If you're building a variation of a CRUD web app, or aggregating data from some data source(s) into a chart or table, you're right. It's like magic. I never thought this type of work was particularly hard or expensive though.

I'm using frontier models and I've found if you're working on something that hasn't been done by 100,000 developers before you and published to stackoverflow and/or open source, the LLM becomes a helpful tool but requires a ton of guidance. Even the tests LLMs will write seem biased to pass rather than stress its code and find bugs.


Replies

zahlmanyesterday at 6:02 PM

> I never thought this type of work was particularly hard or expensive though.

Maybe not intrinsically hard, but hard because it's so boring you can't concentrate.

> the LLM becomes a helpful tool but requires a ton of guidance.

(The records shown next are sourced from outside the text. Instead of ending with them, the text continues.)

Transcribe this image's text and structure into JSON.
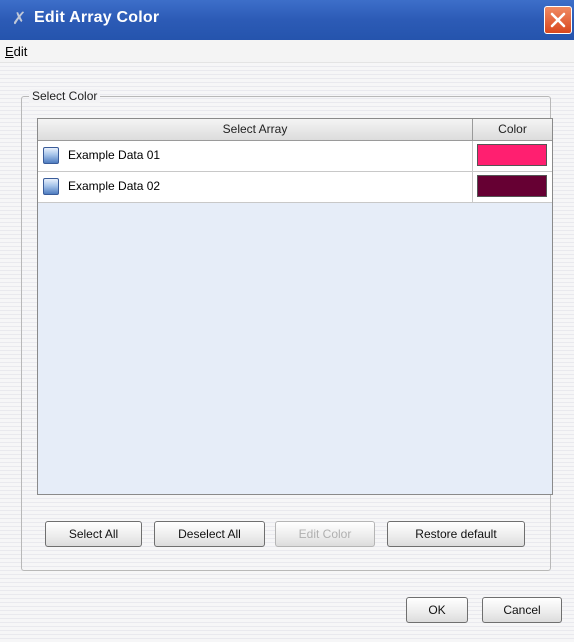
{
  "window": {
    "title": "Edit Array Color",
    "title_icon": "app-icon",
    "close_icon": "close-icon"
  },
  "menu": {
    "edit_label": "Edit",
    "edit_mnemonic": "E",
    "edit_rest": "dit"
  },
  "group": {
    "label": "Select Color"
  },
  "table": {
    "columns": [
      "Select Array",
      "Color"
    ],
    "rows": [
      {
        "label": "Example Data 01",
        "color": "#ff1f70"
      },
      {
        "label": "Example Data 02",
        "color": "#660033"
      }
    ]
  },
  "buttons": {
    "select_all": "Select All",
    "deselect_all": "Deselect All",
    "edit_color": "Edit Color",
    "restore_default": "Restore default",
    "ok": "OK",
    "cancel": "Cancel"
  },
  "colors": {
    "titlebar": "#2c5bb6",
    "close": "#d9471e",
    "table_bg": "#e6edf8"
  }
}
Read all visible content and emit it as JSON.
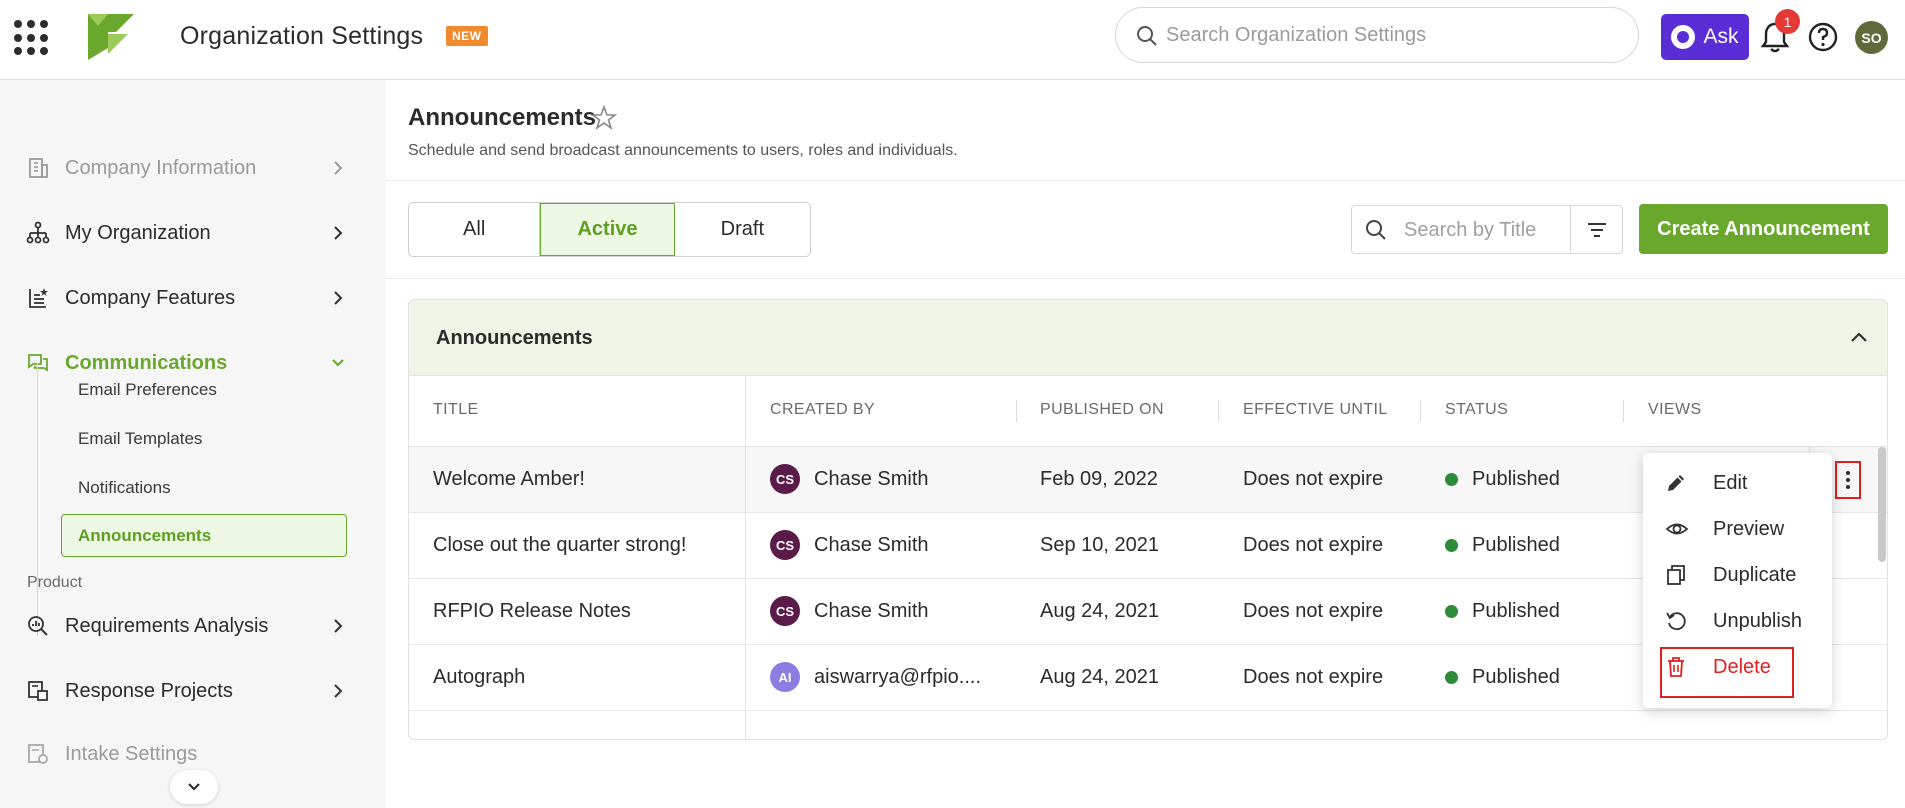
{
  "header": {
    "app_title": "Organization Settings",
    "new_badge": "NEW",
    "search_placeholder": "Search Organization Settings",
    "ask_label": "Ask",
    "notification_count": "1",
    "user_initials": "SO"
  },
  "sidebar": {
    "items": [
      {
        "label": "Company Information"
      },
      {
        "label": "My Organization"
      },
      {
        "label": "Company Features"
      },
      {
        "label": "Communications"
      },
      {
        "label": "Requirements Analysis"
      },
      {
        "label": "Response Projects"
      },
      {
        "label": "Intake Settings"
      }
    ],
    "sub_items": [
      "Email Preferences",
      "Email Templates",
      "Notifications",
      "Announcements"
    ],
    "section_label": "Product"
  },
  "page": {
    "title": "Announcements",
    "subtitle": "Schedule and send broadcast announcements to users, roles and individuals."
  },
  "tabs": [
    "All",
    "Active",
    "Draft"
  ],
  "title_search_placeholder": "Search by Title",
  "create_button": "Create Announcement",
  "card": {
    "title": "Announcements",
    "columns": [
      "TITLE",
      "CREATED BY",
      "PUBLISHED ON",
      "EFFECTIVE UNTIL",
      "STATUS",
      "VIEWS"
    ],
    "rows": [
      {
        "title": "Welcome Amber!",
        "initials": "CS",
        "creator": "Chase Smith",
        "published": "Feb 09, 2022",
        "effective": "Does not expire",
        "status": "Published"
      },
      {
        "title": "Close out the quarter strong!",
        "initials": "CS",
        "creator": "Chase Smith",
        "published": "Sep 10, 2021",
        "effective": "Does not expire",
        "status": "Published"
      },
      {
        "title": "RFPIO Release Notes",
        "initials": "CS",
        "creator": "Chase Smith",
        "published": "Aug 24, 2021",
        "effective": "Does not expire",
        "status": "Published"
      },
      {
        "title": "Autograph",
        "initials": "AI",
        "creator": "aiswarrya@rfpio....",
        "published": "Aug 24, 2021",
        "effective": "Does not expire",
        "status": "Published"
      }
    ]
  },
  "context_menu": [
    "Edit",
    "Preview",
    "Duplicate",
    "Unpublish",
    "Delete"
  ],
  "colors": {
    "accent_green": "#6aa82d",
    "ask_purple": "#5a2dd6",
    "danger_red": "#e02020",
    "avatar_cs": "#5a1a4a",
    "avatar_ai": "#8d7de0",
    "status_green": "#2e8b3a"
  }
}
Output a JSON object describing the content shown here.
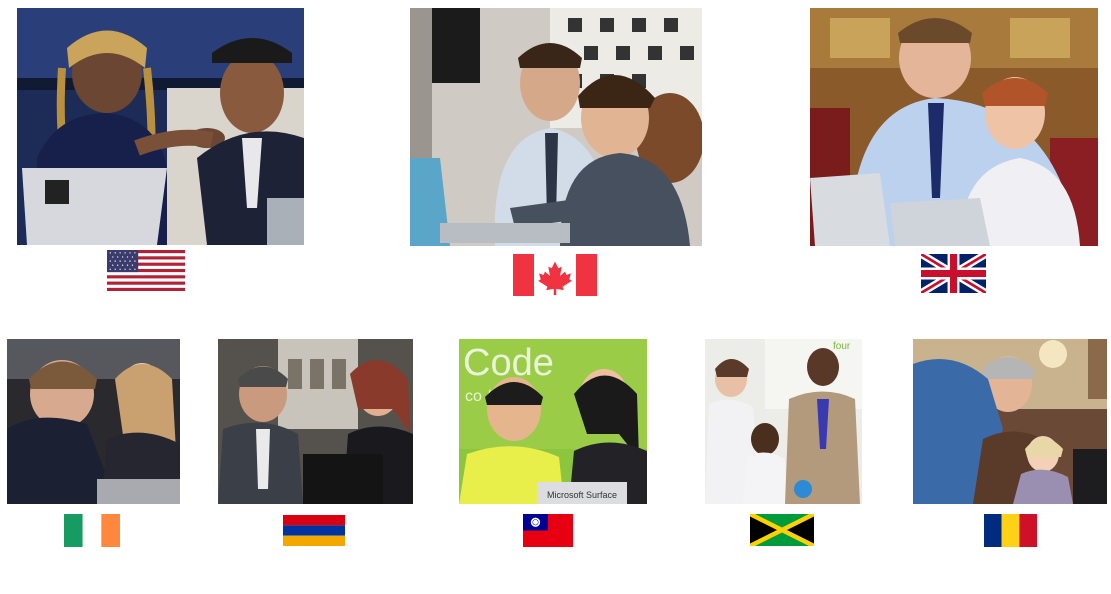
{
  "top_row": [
    {
      "id": "usa",
      "photo_desc": "photo-usa",
      "flag": "united-states-flag"
    },
    {
      "id": "canada",
      "photo_desc": "photo-canada",
      "flag": "canada-flag"
    },
    {
      "id": "uk",
      "photo_desc": "photo-uk",
      "flag": "united-kingdom-flag"
    }
  ],
  "bottom_row": [
    {
      "id": "ireland",
      "photo_desc": "photo-ireland",
      "flag": "ireland-flag"
    },
    {
      "id": "armenia",
      "photo_desc": "photo-armenia",
      "flag": "armenia-flag"
    },
    {
      "id": "taiwan",
      "photo_desc": "photo-taiwan",
      "flag": "taiwan-flag",
      "photo_text": {
        "code": "Code",
        "sub": "co    /mc",
        "badge": "Microsoft Surface"
      }
    },
    {
      "id": "jamaica",
      "photo_desc": "photo-jamaica",
      "flag": "jamaica-flag",
      "photo_text": {
        "corner": "four"
      }
    },
    {
      "id": "romania",
      "photo_desc": "photo-romania",
      "flag": "romania-flag"
    }
  ],
  "colors": {
    "us_red": "#B22234",
    "us_blue": "#3C3B6E",
    "ca_red": "#EF3340",
    "uk_blue": "#012169",
    "uk_red": "#C8102E",
    "ie_green": "#169B62",
    "ie_orange": "#FF883E",
    "am_red": "#D90012",
    "am_blue": "#0033A0",
    "am_orange": "#F2A800",
    "tw_red": "#E60012",
    "tw_blue": "#000095",
    "jm_green": "#009B3A",
    "jm_gold": "#FED100",
    "ro_blue": "#002B7F",
    "ro_yellow": "#FCD116",
    "ro_red": "#CE1126"
  }
}
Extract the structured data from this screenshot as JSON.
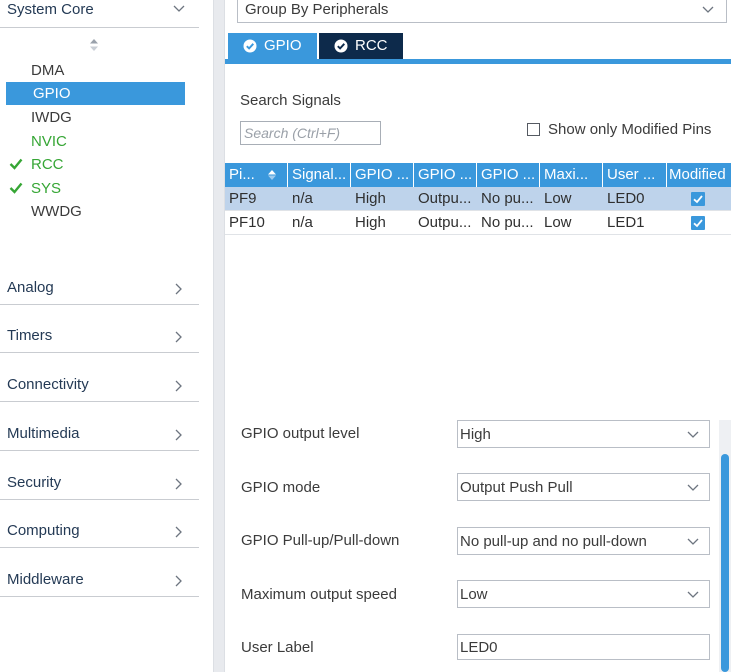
{
  "categories": {
    "system_core": "System Core",
    "items": [
      "Analog",
      "Timers",
      "Connectivity",
      "Multimedia",
      "Security",
      "Computing",
      "Middleware"
    ]
  },
  "system_core_items": [
    {
      "label": "DMA",
      "state": "normal"
    },
    {
      "label": "GPIO",
      "state": "selected"
    },
    {
      "label": "IWDG",
      "state": "normal"
    },
    {
      "label": "NVIC",
      "state": "green"
    },
    {
      "label": "RCC",
      "state": "checked"
    },
    {
      "label": "SYS",
      "state": "checked"
    },
    {
      "label": "WWDG",
      "state": "normal"
    }
  ],
  "group_by": "Group By Peripherals",
  "tabs": [
    {
      "label": "GPIO",
      "active": true
    },
    {
      "label": "RCC",
      "active": false
    }
  ],
  "search": {
    "title": "Search Signals",
    "placeholder": "Search (Ctrl+F)",
    "modified_only_label": "Show only Modified Pins",
    "modified_only_checked": false
  },
  "table": {
    "columns": [
      "Pi...",
      "Signal...",
      "GPIO ...",
      "GPIO ...",
      "GPIO ...",
      "Maxi...",
      "User ...",
      "Modified"
    ],
    "rows": [
      {
        "cells": [
          "PF9",
          "n/a",
          "High",
          "Outpu...",
          "No pu...",
          "Low",
          "LED0"
        ],
        "modified": true,
        "selected": true
      },
      {
        "cells": [
          "PF10",
          "n/a",
          "High",
          "Outpu...",
          "No pu...",
          "Low",
          "LED1"
        ],
        "modified": true,
        "selected": false
      }
    ]
  },
  "config": {
    "output_level": {
      "label": "GPIO output level",
      "value": "High"
    },
    "mode": {
      "label": "GPIO mode",
      "value": "Output Push Pull"
    },
    "pull": {
      "label": "GPIO Pull-up/Pull-down",
      "value": "No pull-up and no pull-down"
    },
    "speed": {
      "label": "Maximum output speed",
      "value": "Low"
    },
    "user_label": {
      "label": "User Label",
      "value": "LED0"
    }
  },
  "colors": {
    "accent": "#3a98dc",
    "tab_dark": "#0d2a4b",
    "green": "#36a635",
    "row_selected": "#bed3eb"
  },
  "icons": [
    "chevron-down-icon",
    "chevron-right-icon",
    "sort-icon",
    "checkmark-icon",
    "check-circle-icon"
  ]
}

Even the tests LLMs will write seem biased to pass rather than stress its code and find bugs.

ISTR some have had success by taking responsibility for the tests and only having the LLM work on the main code. But since I only seem to recall it, that was probably a while ago, so who knows if it's still valid.

gchamonliveyesterday at 4:41 PM

> It's cheaper but not cheap

It's quite cheap if you consider developer time. But it's only as cheap as you can effectively drive the model, otherwise you are just wasting tokens on garbage code.

> LLM becomes a helpful tool but requires a ton of guidance

I think this is always going to be the case. You are driving the agent like you drive a bike, it'll get you there but you need to be mindful of the clueless kid crossing your path.

For some projects I had good results just letting the agent loose. For others I'd have to make the tasks more specific and granular before offloading to the LLM. I see nothing wrong with it.